Dan dalam penelitian yang dilakukan Bedard ME dan kawa-kawan, yang dipublikasikan dalam European Respiratory Journal tahun 2012, penggunaan tiotropium mampu meningkatkan kemampuan beraktivitas pasien jika dibandingkan dengan kelompok yang hanya mendapat plasebo. “Perbedaan sudah terlihat sejak pemberian dosis pertama tiotropium, hingga minggu ketiga terapi,” kata dr. Dian. Rata-rata kejadian eksaserbasi pasien PPOK juga berkurang pada penggunaan tiotropium, dan mampu menunda onset eksaserbasi yang pertama. Dengan kata lain, obat ini bisa mencegah terjadinya eksaserbasi pasien PPOK, yang selanjutnya mampu meningkatkan kualitas hidup pasien PPOK.

Dalam kesempatan yang sama Prof. dr. Hadiarto Mangunnegoro, SpP(K), dari Departemen Pulmonologi dan Kedokteran Respirasi FK Universitas Indonesia, menjelaskan peran LAMA; dalam hal ini tiotropium dalam terapi pasien PPOK. “Studi pertama yang membandingkan secara head to head antara LAMA dan LABA (Long-acting beta-agonists) dalam penanganaan PPOK adalah POET-COPD,” jelasnya.
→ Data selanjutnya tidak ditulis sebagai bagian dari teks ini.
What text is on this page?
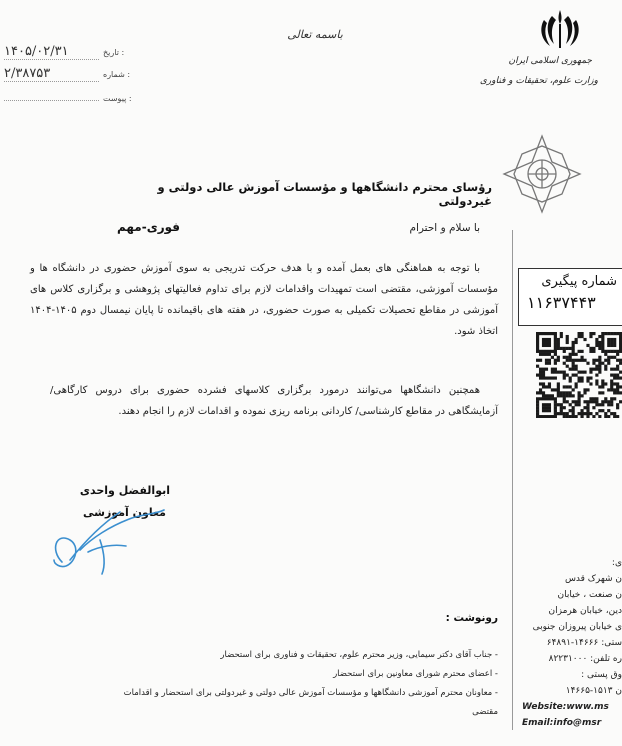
۱۴۰۵/۰۲/۳۱	تاریخ :
۲/۳۸۷۵۳	شماره :
پیوست :
باسمه تعالی
جمهوری اسلامی ایران
وزارت علوم، تحقیقات و فناوری
شماره پیگیری
۱۱۶۳۷۴۴۳
ی:
ن شهرک قدس
ن صنعت ، خیابان
دین، خیابان هرمزان
ی خیابان پیروزان جنوبی
ستی: ۱۴۶۶۶-۶۴۸۹۱
ره تلفن: ۸۲۲۳۱۰۰۰
وق پستی :
ن ۱۵۱۳-۱۴۶۶۵
Website:www.ms
Email:info@msr
رؤسای محترم دانشگاهها و مؤسسات آموزش عالی دولتی و غیردولتی
با سلام و احترام
فوری-مهم
با توجه به هماهنگی های بعمل آمده و با هدف حرکت تدریجی به سوی آموزش حضوری در دانشگاه ها و مؤسسات آموزشی، مقتضی است تمهیدات واقدامات لازم برای تداوم فعالیتهای پژوهشی و برگزاری کلاس های آموزشی در مقاطع تحصیلات تکمیلی به صورت حضوری، در هفته های باقیمانده تا پایان نیمسال دوم ۱۴۰۵-۱۴۰۴ اتخاذ شود.
همچنین دانشگاهها می‌توانند درمورد برگزاری کلاسهای فشرده حضوری برای دروس کارگاهی/ آزمایشگاهی در مقاطع کارشناسی/ کاردانی برنامه ریزی نموده و اقدامات لازم را انجام دهند.
ابوالفضل واحدی
معاون آموزشی
رونوشت :
- جناب آقای دکتر سیمایی، وزیر محترم علوم، تحقیقات و فناوری برای استحضار
- اعضای محترم شورای معاونین برای استحضار
- معاونان محترم آموزشی دانشگاهها و مؤسسات آموزش عالی دولتی و غیردولتی برای استحضار و اقدامات مقتضی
Dalam penelitian tersebut dinyatakan bahwa tiotropium secara signifikan lebih baik mengurangi risiko eksaserbasi pertama kali sebesar 28%, dibanding kelompok yang menggunakan LABA; dalam hal ini salmeterol. Studi yang dilakukan Vogelmeier dan kawa-kawan ini sudah dipublikasikan di New England Journal Medicine tahun 2011. Dalam studi yang sama diketahui, pemberhentian dosis ICS tidak meningkatkan risiko eksaserbasi pasien PPOK pada kelompok yang menggunakan tiotropium.

Belum lama ini Badan Pengawas Obat dan Makanan Amerika Serikat (FDA) memberi persetujuan pada long-acting muscarinic antagonist tiotropium bromide (Spiriva Respimat), untuk terapi jangka panjang pasien asma usia diatas 12 tahun. Indikasi baru ini didasarkan pada efikasi dan keamanan Spiriva Respimat, yang dilakukan pada setidaknya 12 penelitian yang mengikutsertakan sekitar 5000 orang dengan asma ringgan hingga berat. Setidaknya, 3 penelitian dari 12 penelitian yang dilakukan menunjukkan bahwa obat ini secara signifikan mampu meningkatkan fungsi paru, dan menurunkan tingkat keparahan pasien asma dibandingkan dengan plasebo.